Diversification Opportunities for Wyndham Hotels and Azure Holding
-0.58 | Correlation Coefficient |
Excellent diversification
The 3 months correlation between Wyndham and Azure is -0.58. Overlapping area represents the amount of risk that can be diversified away by holding Wyndham Hotels Resorts and Azure Holding Group in the same portfolio, assuming nothing else is changed. The correlation between historical prices or returns on Azure Holding Group and Wyndham Hotels is a relative statistical measure of the degree to which these equity instruments tend to move together. The correlation coefficient measures the extent to which returns on Wyndham Hotels Resorts are associated (or correlated) with Azure Holding. Values of the correlation coefficient range from -1 to +1, where. The correlation of zero (0) is possible when the price movement of Azure Holding Group has no effect on the direction of Wyndham Hotels i.e., Wyndham Hotels and Azure Holding go up and down completely randomly.
Pair Corralation between Wyndham Hotels and Azure Holding
Allowing for the 90-day total investment horizon Wyndham Hotels is expected to generate 1.42 times less return on investment than Azure Holding. But when comparing it to its historical volatility, Wyndham Hotels Resorts is 19.69 times less risky than Azure Holding. It trades about 0.24 of its potential returns per unit of risk. Azure Holding Group is currently generating about 0.02 of returns per unit of risk over similar time horizon. If you would invest 12.00 in Azure Holding Group on October 24, 2024 and sell it today you would lose (2.51) from holding Azure Holding Group or give up 20.92% of portfolio value over 90 days.

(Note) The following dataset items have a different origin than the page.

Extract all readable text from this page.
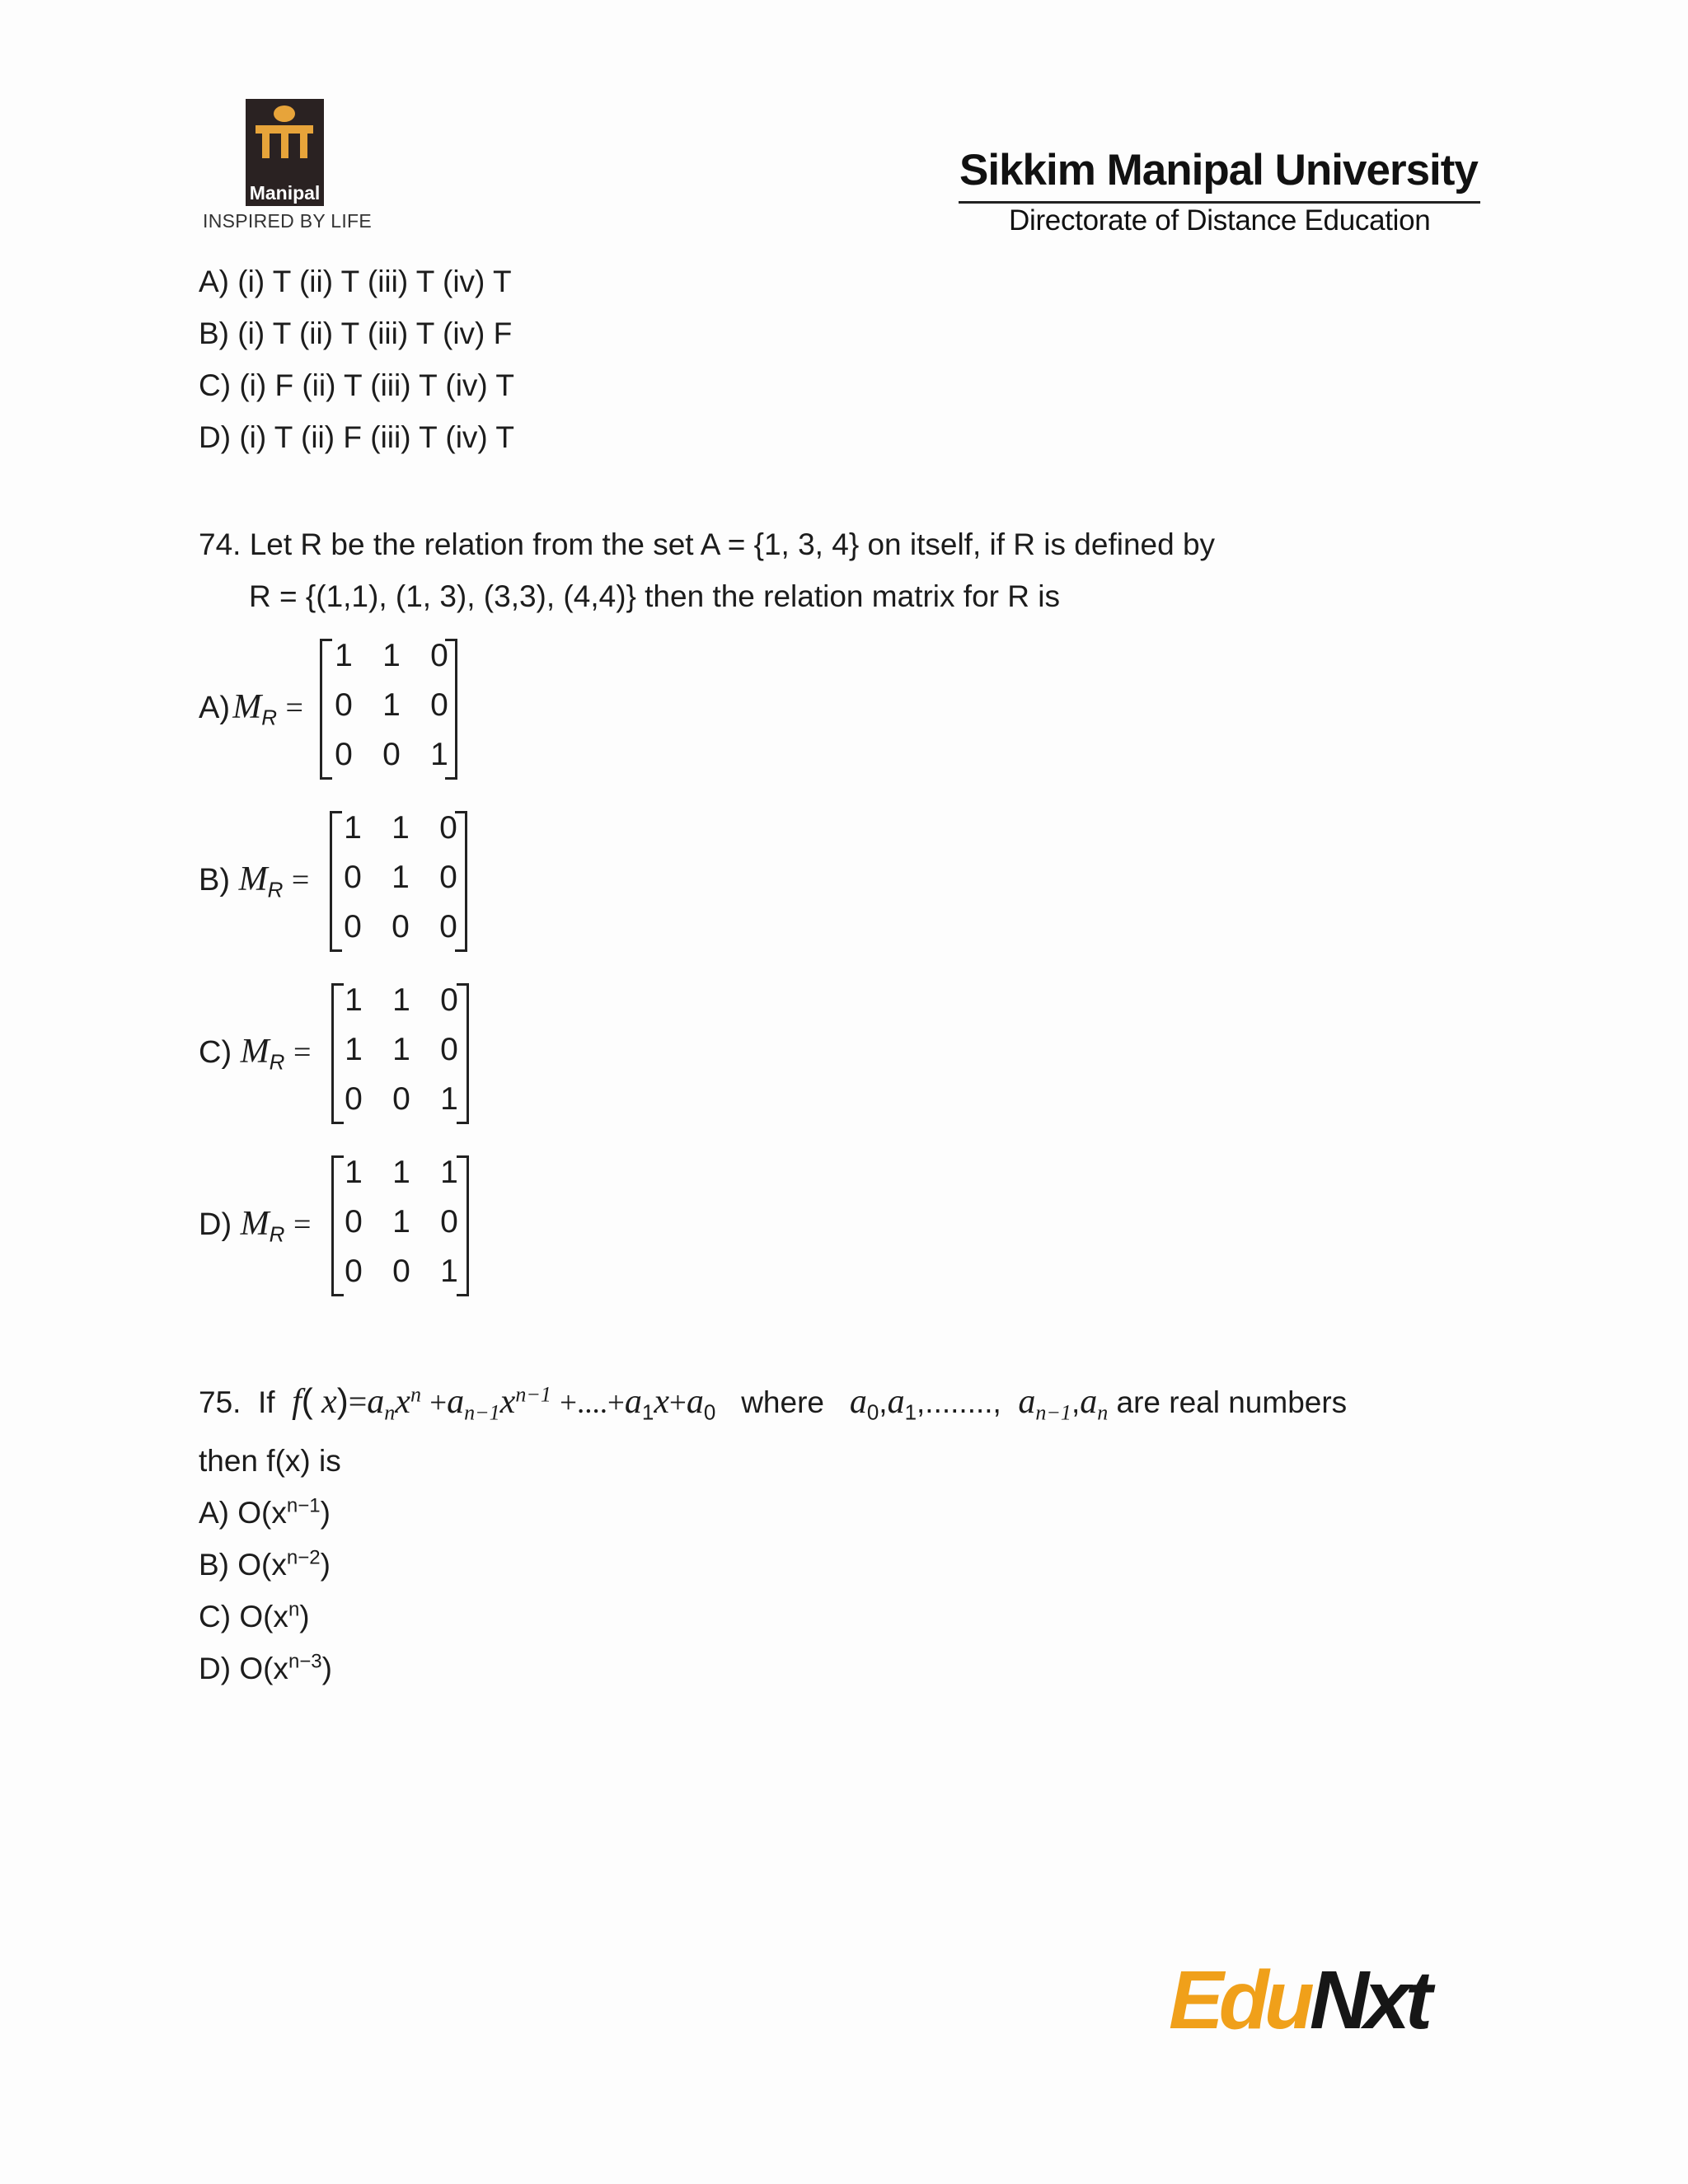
Manipal
INSPIRED BY LIFE
Sikkim Manipal University
Directorate of Distance Education
A) (i) T (ii) T (iii) T (iv) T
B) (i) T (ii) T (iii) T (iv) F
C) (i) F (ii) T (iii) T (iv) T
D) (i) T (ii) F (iii) T (iv) T
74. Let R be the relation from the set A = {1, 3, 4} on itself, if R is defined by
R = {(1,1), (1, 3), (3,3), (4,4)} then the relation matrix for R is
A) $M_R$ =
1 1 0
0 1 0
0 0 1
B) $M_R$ =
1 1 0
0 1 0
0 0 0
C) $M_R$ =
1 1 0
1 1 0
0 0 1
D) $M_R$ =
1 1 1
0 1 0
0 0 1
75. If f( $x)=a_nx^n +a_{n-1}x^{n-1} +....+a_1x+a_0$ where $a_0,a_1$,........,  $a_{n-1},a_n$ are real numbers
then f(x) is
A) $O(x^{n-1})$
B) $O(x^{n-2})$
C) $O(x^n)$
D) $O(x^{n-3})$
EduNxt
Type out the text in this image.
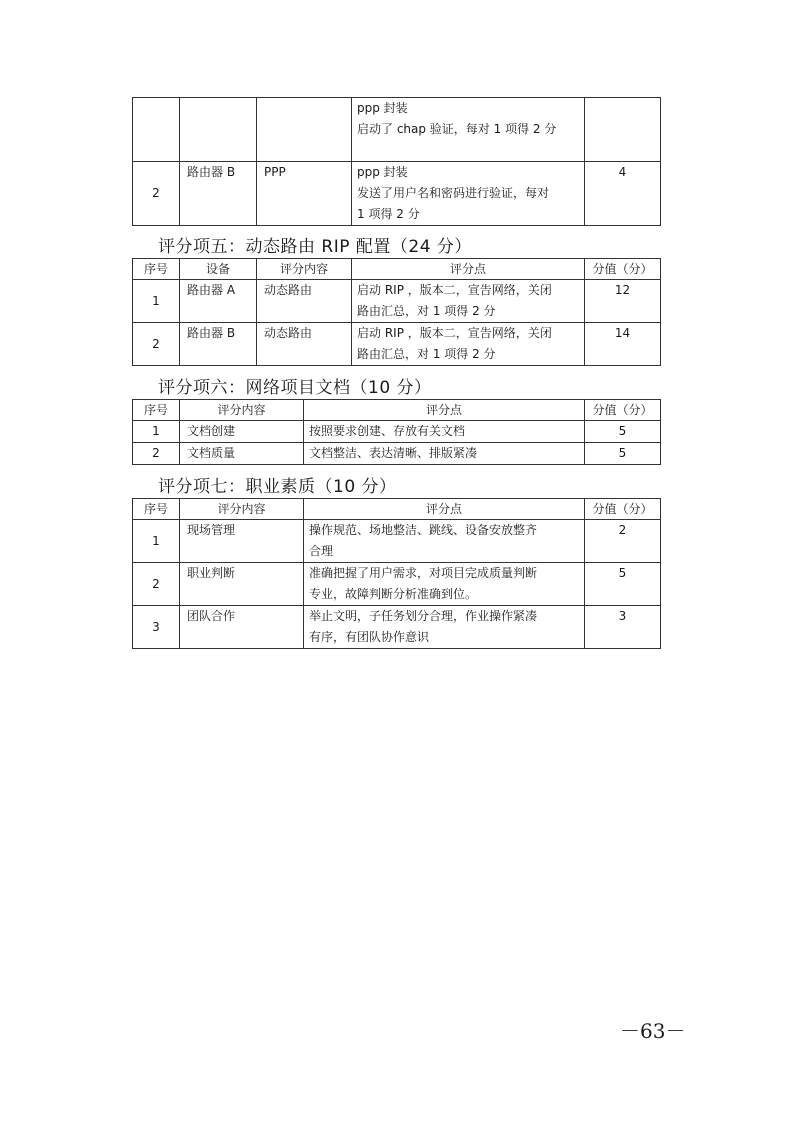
			ppp 封装
启动了 chap 验证，每对 1 项得 2 分	

2	路由器 B	PPP	ppp 封装
发送了用户名和密码进行验证，每对
1 项得 2 分	4
评分项五：动态路由 RIP 配置（24 分）
序号	设备	评分内容	评分点	分值（分）
1	路由器 A	动态路由	启动 RIP ，版本二，宣告网络，关闭
路由汇总，对 1 项得 2 分	12
2	路由器 B	动态路由	启动 RIP ，版本二，宣告网络，关闭
路由汇总，对 1 项得 2 分	14
评分项六：网络项目文档（10 分）
序号	评分内容	评分点	分值（分）
1	文档创建	按照要求创建、存放有关文档	5
2	文档质量	文档整洁、表达清晰、排版紧凑	5
评分项七：职业素质（10 分）
序号	评分内容	评分点	分值（分）
1	现场管理	操作规范、场地整洁、跳线、设备安放整齐
合理	2
2	职业判断	准确把握了用户需求，对项目完成质量判断
专业，故障判断分析准确到位。	5
3	团队合作	举止文明，子任务划分合理，作业操作紧凑
有序，有团队协作意识	3
－63－
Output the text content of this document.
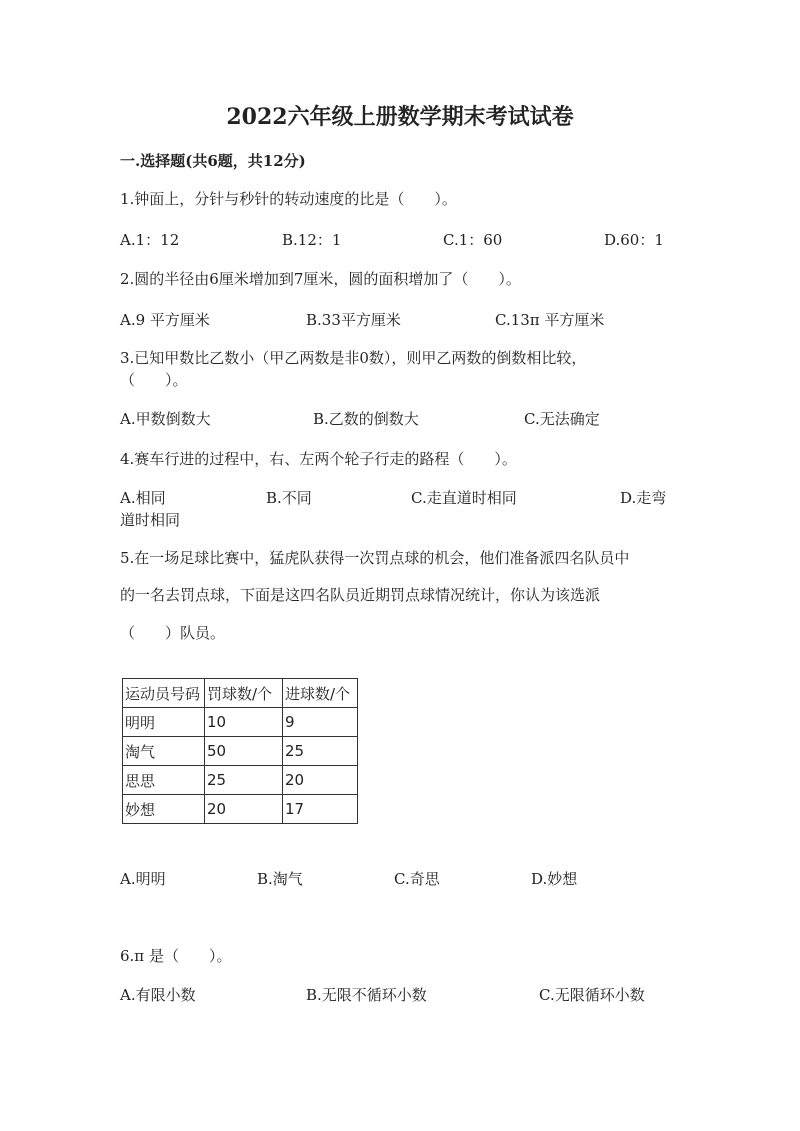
2022六年级上册数学期末考试试卷
一.选择题(共6题，共12分)
1.钟面上，分针与秒针的转动速度的比是（　　）。
A.1：12	B.12：1	C.1：60	D.60：1
2.圆的半径由6厘米增加到7厘米，圆的面积增加了（　　）。
A.9 平方厘米	B.33平方厘米	C.13π 平方厘米
3.已知甲数比乙数小（甲乙两数是非0数），则甲乙两数的倒数相比较，
（　　）。
A.甲数倒数大	B.乙数的倒数大	C.无法确定
4.赛车行进的过程中，右、左两个轮子行走的路程（　　）。
A.相同	B.不同	C.走直道时相同	D.走弯
道时相同
5.在一场足球比赛中，猛虎队获得一次罚点球的机会，他们准备派四名队员中
的一名去罚点球，下面是这四名队员近期罚点球情况统计，你认为该选派
（　　）队员。
运动员号码	罚球数/个	进球数/个
明明	10	9
淘气	50	25
思思	25	20
妙想	20	17
A.明明	B.淘气	C.奇思	D.妙想
6.π 是（　　）。
A.有限小数	B.无限不循环小数	C.无限循环小数
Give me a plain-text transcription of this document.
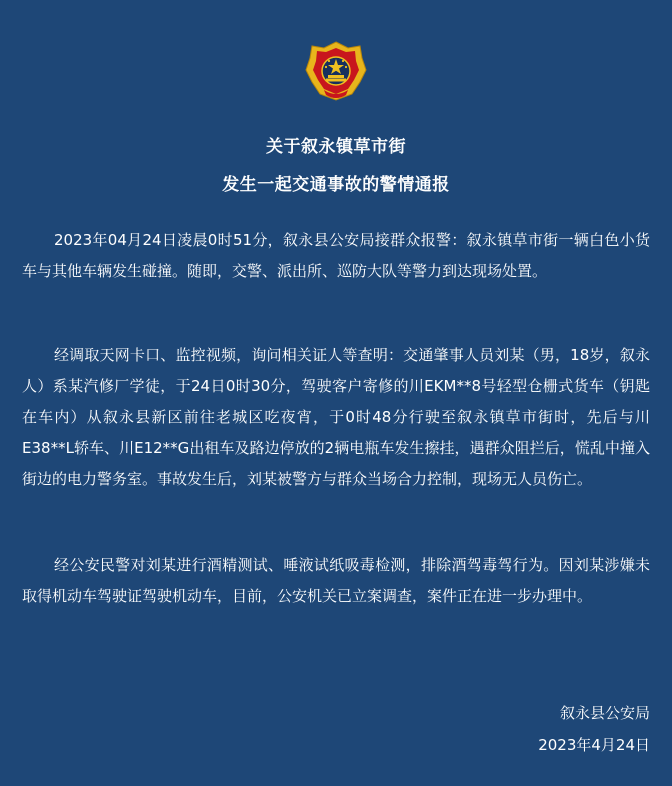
关于叙永镇草市街
发生一起交通事故的警情通报

2023年04月24日凌晨0时51分，叙永县公安局接群众报警：叙永镇草市街一辆白色小货车与其他车辆发生碰撞。随即，交警、派出所、巡防大队等警力到达现场处置。

经调取天网卡口、监控视频，询问相关证人等查明：交通肇事人员刘某（男，18岁，叙永人）系某汽修厂学徒，于24日0时30分，驾驶客户寄修的川EKM**8号轻型仓栅式货车（钥匙在车内）从叙永县新区前往老城区吃夜宵，于0时48分行驶至叙永镇草市街时，先后与川E38**L轿车、川E12**G出租车及路边停放的2辆电瓶车发生擦挂，遇群众阻拦后，慌乱中撞入街边的电力警务室。事故发生后，刘某被警方与群众当场合力控制，现场无人员伤亡。

经公安民警对刘某进行酒精测试、唾液试纸吸毒检测，排除酒驾毒驾行为。因刘某涉嫌未取得机动车驾驶证驾驶机动车，目前，公安机关已立案调查，案件正在进一步办理中。

叙永县公安局
2023年4月24日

Time Period | 3 Months [change] |
Direction | Moves Against |
Strength | Very Weak |
Accuracy | 100.0% |
Values | Daily Returns |
Wyndham Hotels Resorts vs. Azure Holding Group
Performance |
Timeline |
Wyndham Hotels Resorts |
Azure Holding Group |
Wyndham Hotels and Azure Holding Volatility Contrast
Predicted Return Density |
Returns |
Pair Trading with Wyndham Hotels and Azure Holding
The main advantage of trading using opposite Wyndham Hotels and Azure Holding positions is that it hedges away some unsystematic risk. Because of two separate transactions, even if Wyndham Hotels position performs unexpectedly, Azure Holding can make up some of the losses. Pair trading also minimizes risk from directional movements in the market. For example, if an entire industry or sector drops because of unexpected headlines, the short position in Azure Holding will offset losses from the drop in Azure Holding's long position.Wyndham Hotels vs. InterContinental Hotels Group | Wyndham Hotels vs. Hyatt Hotels | Wyndham Hotels vs. Hilton Worldwide Holdings | Wyndham Hotels vs. Marriott International |
Azure Holding vs. EMCORE | Azure Holding vs. Shenzhen Investment Holdings | Azure Holding vs. BE Semiconductor Industries | Azure Holding vs. IPG Photonics |
Check out your portfolio center.Note that this page's information should be used as a complementary analysis to find the right mix of equity instruments to add to your existing portfolios or create a brand new portfolio. You can also try the Volatility Analysis module to get historical volatility and risk analysis based on latest market data.